I recall that it was in Junior High School that I discovered I was "The Missing Link" in the evolution of man. A cheesy carnival had come to town and pitched its tents and booths in the parking lot of a closed up store. (We may be headed this way again, folks.)
Among all the wacky sideshow booths was one with curtains painted in a jungle scene, with a caveman standing beneath a tree in which a monkey sat. Between them was a large scarlet question mark.
A large box parted the curtains, with a disclaimer or warning sign that said "Neither Human nor Ape, the Mysterious 'Missing Link' May Be Safely Seen Through Our Protective Viewing Port," and an arrow pointed to the box.
There was a round black rubber ring encircling a hole cut into the box and beyond that was a filmy sheet of glass mounted inside. A small adjusting wheel was on the side of the box.
I peered into the box but I couldn't quite see through the glass. A tiny sign inside the box said, "Use wheel to focus."

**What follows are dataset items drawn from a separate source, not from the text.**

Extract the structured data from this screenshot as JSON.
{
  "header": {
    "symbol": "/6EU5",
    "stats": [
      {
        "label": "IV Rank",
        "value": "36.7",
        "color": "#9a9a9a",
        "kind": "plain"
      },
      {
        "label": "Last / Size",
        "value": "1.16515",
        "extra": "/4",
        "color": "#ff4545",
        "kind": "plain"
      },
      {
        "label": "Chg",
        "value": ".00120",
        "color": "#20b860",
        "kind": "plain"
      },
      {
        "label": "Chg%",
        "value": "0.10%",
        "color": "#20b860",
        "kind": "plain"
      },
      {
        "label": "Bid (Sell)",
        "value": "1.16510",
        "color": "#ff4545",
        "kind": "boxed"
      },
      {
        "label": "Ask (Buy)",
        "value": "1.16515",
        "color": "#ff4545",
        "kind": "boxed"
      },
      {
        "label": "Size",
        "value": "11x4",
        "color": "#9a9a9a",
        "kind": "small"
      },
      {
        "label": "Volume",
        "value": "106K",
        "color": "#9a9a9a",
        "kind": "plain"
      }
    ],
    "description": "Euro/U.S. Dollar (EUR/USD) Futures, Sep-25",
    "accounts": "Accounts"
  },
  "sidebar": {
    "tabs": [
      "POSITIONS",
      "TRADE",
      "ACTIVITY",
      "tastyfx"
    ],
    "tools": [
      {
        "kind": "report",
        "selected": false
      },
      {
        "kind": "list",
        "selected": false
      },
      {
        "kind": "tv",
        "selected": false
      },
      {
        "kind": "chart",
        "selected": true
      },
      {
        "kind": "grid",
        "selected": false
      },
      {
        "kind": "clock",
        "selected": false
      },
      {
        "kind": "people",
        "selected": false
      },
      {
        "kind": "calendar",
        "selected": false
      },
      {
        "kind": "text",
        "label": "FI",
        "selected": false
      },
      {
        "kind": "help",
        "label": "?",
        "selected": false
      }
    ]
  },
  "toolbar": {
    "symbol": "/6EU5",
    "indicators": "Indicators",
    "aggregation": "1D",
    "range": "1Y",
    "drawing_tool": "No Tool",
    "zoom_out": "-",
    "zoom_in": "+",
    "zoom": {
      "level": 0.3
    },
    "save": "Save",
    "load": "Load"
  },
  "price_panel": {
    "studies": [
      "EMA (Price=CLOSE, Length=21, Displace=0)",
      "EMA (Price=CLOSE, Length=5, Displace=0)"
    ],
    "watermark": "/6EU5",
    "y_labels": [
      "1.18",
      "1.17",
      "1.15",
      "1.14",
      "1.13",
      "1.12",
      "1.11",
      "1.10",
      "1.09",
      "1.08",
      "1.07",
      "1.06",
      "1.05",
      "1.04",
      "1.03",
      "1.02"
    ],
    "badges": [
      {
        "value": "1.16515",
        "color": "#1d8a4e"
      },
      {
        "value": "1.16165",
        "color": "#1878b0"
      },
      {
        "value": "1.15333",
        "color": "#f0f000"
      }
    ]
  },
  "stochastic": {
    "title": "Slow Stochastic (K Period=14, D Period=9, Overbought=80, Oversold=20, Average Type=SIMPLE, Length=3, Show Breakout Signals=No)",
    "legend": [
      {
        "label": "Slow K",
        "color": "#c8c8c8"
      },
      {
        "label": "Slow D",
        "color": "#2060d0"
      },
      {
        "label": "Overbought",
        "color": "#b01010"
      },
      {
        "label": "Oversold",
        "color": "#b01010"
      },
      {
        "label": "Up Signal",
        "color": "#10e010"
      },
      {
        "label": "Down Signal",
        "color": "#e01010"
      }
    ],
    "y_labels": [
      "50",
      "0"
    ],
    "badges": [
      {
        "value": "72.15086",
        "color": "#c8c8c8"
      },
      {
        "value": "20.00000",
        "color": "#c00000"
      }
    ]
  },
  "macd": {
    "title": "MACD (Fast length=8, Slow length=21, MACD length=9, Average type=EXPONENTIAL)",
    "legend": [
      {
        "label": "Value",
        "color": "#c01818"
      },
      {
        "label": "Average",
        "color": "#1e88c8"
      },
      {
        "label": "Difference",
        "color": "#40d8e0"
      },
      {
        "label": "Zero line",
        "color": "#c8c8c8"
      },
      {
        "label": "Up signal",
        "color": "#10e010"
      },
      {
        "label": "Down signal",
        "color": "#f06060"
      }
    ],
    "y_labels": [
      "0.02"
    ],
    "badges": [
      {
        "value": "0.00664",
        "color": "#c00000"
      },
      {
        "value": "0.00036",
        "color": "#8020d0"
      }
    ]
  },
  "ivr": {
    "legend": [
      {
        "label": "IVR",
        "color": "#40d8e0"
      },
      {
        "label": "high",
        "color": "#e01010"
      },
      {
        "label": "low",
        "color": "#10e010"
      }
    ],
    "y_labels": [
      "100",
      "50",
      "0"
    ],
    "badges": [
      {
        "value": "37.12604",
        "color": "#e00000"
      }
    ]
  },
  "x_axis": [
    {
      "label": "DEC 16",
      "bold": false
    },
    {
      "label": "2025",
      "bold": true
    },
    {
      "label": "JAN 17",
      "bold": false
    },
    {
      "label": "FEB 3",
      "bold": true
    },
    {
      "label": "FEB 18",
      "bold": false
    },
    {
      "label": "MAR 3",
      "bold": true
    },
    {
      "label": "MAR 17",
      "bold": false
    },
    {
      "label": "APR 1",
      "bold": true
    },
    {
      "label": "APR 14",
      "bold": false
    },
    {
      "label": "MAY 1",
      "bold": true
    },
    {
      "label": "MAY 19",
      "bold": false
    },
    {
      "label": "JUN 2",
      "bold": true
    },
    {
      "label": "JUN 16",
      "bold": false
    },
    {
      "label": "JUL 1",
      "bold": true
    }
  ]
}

As soon as I turned the wheel the filmy glass rotated aside and a mirror reflected the back side of the plywood through which I was looking. Glued to the plywood was a wrinkly, furry, monkey-like body dressed in a leopard skin toga. Reflected above the toga and below a top-knot of hair wrapped around a chicken bone, was the cut-out through which my face now peered; making ME the missing link!
It was hokey but funny.
What was even funnier, (but only for those who viewed the box accompanied by friends who had no sense of loyalty,) was that the ring against which my face pressed had been smeared over with black mascara! So, unknowingly, off I went through the carnival with a black ring encircling my face, gawking at the giggling girls like some red-neck mime.
That was a long, long time ago. But the other day, wrapped in a towel as I returned from the shower, I caught a glimpse of my aged and hairy body reflected in the mirror and wouldn't you know, that memory flooded back.
Yes, I have just got to 'get' those friends.